MARIE-FRANÇOISE PLAGÈS

« Ce n’est pas si facile de changer pour passer d’une agriculture conventionnelle à une agriculture biologique. Par exemple nos parents agriculteurs, n’ont pas cru de suite à nos initiatives » lance Mathieu Quèbre, vigneron au Chai Saint-Étienne et agriculteur en polyculture et céréales près de Castelnau-Montratier, dans le Lot.

« Sur notre territoire nous n’avons pas la géographie parfaite, comme l’étendue des champs dans la Beauce, pour continuer à exploiter des céréales. Au vu de ce constat je perdais de l’argent et cela faisait longtemps que je voulais changer de cap » continue-t-il d’expliquer.

Alors depuis deux ans il a décidé de passer le pas même si parfois il est difficile de défendre parfois ses choix.

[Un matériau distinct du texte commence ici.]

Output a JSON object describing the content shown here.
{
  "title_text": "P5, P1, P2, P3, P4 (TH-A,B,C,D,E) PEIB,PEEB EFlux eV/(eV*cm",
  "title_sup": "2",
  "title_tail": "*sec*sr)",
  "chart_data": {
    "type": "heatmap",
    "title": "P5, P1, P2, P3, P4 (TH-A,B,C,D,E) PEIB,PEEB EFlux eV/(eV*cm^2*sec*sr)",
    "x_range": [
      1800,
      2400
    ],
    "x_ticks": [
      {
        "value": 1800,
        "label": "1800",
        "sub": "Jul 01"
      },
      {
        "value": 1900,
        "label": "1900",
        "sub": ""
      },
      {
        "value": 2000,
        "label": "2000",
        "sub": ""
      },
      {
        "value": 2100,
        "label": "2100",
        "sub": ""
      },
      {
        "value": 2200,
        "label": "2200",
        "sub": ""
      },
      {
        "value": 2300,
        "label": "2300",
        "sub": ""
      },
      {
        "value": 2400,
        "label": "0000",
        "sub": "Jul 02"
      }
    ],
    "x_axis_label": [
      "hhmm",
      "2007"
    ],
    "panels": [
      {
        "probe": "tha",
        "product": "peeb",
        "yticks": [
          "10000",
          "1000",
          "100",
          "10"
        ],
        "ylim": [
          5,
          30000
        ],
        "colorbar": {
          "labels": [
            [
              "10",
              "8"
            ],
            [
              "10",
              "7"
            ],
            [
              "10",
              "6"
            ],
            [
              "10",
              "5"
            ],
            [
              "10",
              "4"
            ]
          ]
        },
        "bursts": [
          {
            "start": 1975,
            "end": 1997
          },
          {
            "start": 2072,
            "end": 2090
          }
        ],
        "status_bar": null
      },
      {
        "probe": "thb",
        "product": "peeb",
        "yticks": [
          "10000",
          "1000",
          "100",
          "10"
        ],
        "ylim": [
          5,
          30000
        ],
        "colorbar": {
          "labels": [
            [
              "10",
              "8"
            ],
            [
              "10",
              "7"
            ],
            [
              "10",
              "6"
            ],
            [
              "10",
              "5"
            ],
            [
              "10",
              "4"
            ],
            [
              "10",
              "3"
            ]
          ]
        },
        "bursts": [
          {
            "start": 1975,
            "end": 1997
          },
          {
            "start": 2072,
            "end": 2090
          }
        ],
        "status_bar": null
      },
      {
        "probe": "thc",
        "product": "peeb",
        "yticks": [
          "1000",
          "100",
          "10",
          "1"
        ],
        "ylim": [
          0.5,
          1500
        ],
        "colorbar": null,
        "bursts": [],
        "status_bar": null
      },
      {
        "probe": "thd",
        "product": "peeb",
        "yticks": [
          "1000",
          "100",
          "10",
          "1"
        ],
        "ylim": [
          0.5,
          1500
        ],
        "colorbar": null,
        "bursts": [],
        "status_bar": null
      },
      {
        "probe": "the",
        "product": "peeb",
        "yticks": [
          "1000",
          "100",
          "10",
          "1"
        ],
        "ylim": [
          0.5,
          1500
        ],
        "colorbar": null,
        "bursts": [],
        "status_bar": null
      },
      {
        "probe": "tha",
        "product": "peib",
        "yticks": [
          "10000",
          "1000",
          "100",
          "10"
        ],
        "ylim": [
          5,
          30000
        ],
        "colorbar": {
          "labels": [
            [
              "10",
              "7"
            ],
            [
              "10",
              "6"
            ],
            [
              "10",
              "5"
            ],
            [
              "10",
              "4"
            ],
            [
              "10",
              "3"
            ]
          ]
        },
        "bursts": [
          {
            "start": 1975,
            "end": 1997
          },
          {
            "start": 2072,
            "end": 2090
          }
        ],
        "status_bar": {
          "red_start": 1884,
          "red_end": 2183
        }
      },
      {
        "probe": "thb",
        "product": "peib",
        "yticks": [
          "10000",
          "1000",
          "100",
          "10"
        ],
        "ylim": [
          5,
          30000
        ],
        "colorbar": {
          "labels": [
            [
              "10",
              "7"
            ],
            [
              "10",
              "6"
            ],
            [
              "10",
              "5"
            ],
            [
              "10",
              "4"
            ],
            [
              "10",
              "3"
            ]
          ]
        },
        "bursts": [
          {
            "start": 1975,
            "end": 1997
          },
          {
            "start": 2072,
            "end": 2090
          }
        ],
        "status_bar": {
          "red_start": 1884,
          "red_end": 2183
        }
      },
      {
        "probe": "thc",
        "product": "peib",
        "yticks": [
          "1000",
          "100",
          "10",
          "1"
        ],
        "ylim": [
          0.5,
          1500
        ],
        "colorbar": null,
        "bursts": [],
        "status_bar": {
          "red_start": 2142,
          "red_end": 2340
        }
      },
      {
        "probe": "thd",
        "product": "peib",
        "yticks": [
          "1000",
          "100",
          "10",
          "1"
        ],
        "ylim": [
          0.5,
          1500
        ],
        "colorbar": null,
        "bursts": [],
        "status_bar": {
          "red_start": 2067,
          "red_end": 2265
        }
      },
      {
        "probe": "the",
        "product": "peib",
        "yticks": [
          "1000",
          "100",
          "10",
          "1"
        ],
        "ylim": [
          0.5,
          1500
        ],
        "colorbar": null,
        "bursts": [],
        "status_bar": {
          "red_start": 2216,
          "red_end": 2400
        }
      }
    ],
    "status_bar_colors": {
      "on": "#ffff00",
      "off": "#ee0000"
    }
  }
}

Aujourd’hui sous le label Bio Qualisud, il produit de la luzerne. Il a un regard plus confiant à l’avenir et aux nouveaux projets qui s’offrent à lui.

Le champ de menthe poivrée bio près de Castelnau-Montratier dans le Lot © Actu Lot.

Menthe poivrée bio

De son côté, Benoît Gisbert, vigneron aux côtés de Mathieu Quèbre et aussi exploitant en polyculture a décidé également de passer en culture bio et de choisir le label Ecocert. Il raconte comment tout s’est organisé sur son domaine à Saint Paul :

« le plus grand champ de prune a été arraché. Le but était de planter de la menthe poivrée. En effet, j’ai rencontré Benjamin Zimra de la distillerie Le Vanadal et nous avons fait un partenariat. Au début du printemps j’ai planté environ 8 000 pieds et c’est une menthe qui s’adapte très bien au terroir. Nous avons déjà fait deux récoltes et deux distillations. Nous sommes satisfaits du résultat. Mais je reconnais que parfois nous avons été un peu néophyte dans ce domaine d’exploitation. Il a fallu parler avec les anciens pour adapter du matériel à cette nouvelle culture ».

Les résultats encourageants lui permet d’envisager d’étendre la surface cultivable et de prévoir d’autres cultures d’aromatiques, des projets de plus grandes envergures.

Mathieu Quèbre et Benoît Gisbert s’accordent à dire qu’au début de leur aventure, il y a eu beaucoup de stress, mais aujourd’hui ce sont de beaux projets qu’ils veulent déployer.